Sekalipun ada perubahan dalam jenis sesajian, prosesi, dan pihak yang terlibat, ada satu yang tidak boleh berubah, yaitu seperangkat sesajian dari Admowijoyo. Apabila ada yang berubah dari sesaji asli itu, masyarakat percaya akan terjadi sesuatu yang tidak diinginkan. Misalnya, sesajian yang dilarung di laut akan kembali ke Pantai Tambakrejo. Artinya, sesajian mereka belum lengkap sehingga larung belum bisa diterima. Karena itu, para sesepuh desa harus mengadakan larung sesaji lagi secara tersendiri dan dalam skala kecil.
Sebelum prosesi
Sebelum dimulai larung sesaji pada pagi hari, sorenya diselenggarakan selamatan dan pertunjukan wayang.

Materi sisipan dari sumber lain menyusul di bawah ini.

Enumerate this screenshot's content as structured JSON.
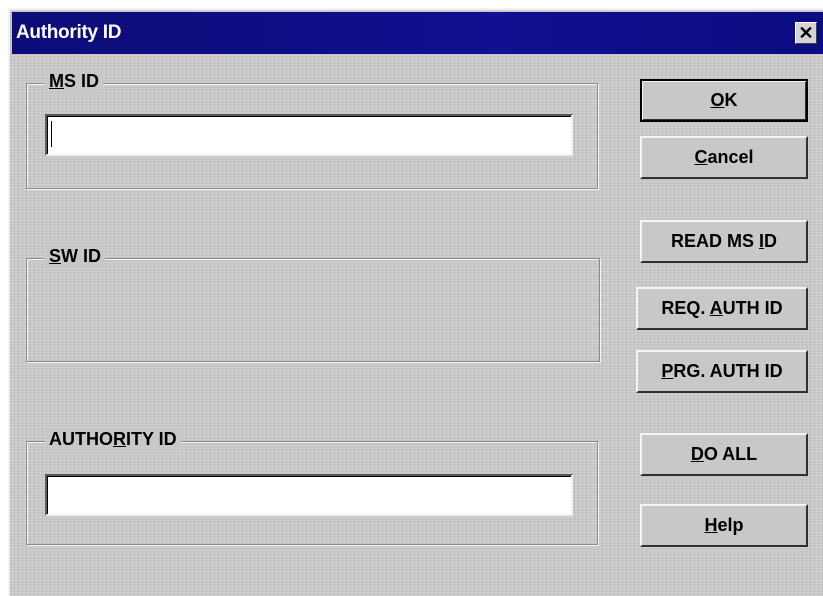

Selamatan itu dihadiri warga Desa Tambakrejo. Pertunjukan wayang itu terdiri dari dua, yaitu wayang kulit dengan lakon tertentu dan wayang kulit sukerto atau ruwat. Penyelenggaraan selamatan dan pergelaran wayang itu ialah acara bersih desa Desa Tambakrejo.
Dalam konsep budaya Jawa, bersih desa itu bertujuan seisi desa lepas dari segala gangguan yang akan menimpa desa tersebut di tahun yang akan berjalan. Bersih desa itu merupakan sarana komunikasi dengan danyang desa untuk turut serta menjaga keselamatan seluruh warga.
Rangkaian kegiatan bersih desa dan upacara larung sesaji bisa dibilang sebagai permohonan keselamatan dan syukur atas apa yang terjadi di darat dan di laut Desa Tambakrejo. Mereka mengharapkan bisa hidup damai dengan hasil bercocok tanam serta selamat dan memperoleh ikan melimpah. Tujuan keselamatan dan kelimpahan rezeki itu mereka arahkan kepada Tuhan pencipta semesta. (M-4)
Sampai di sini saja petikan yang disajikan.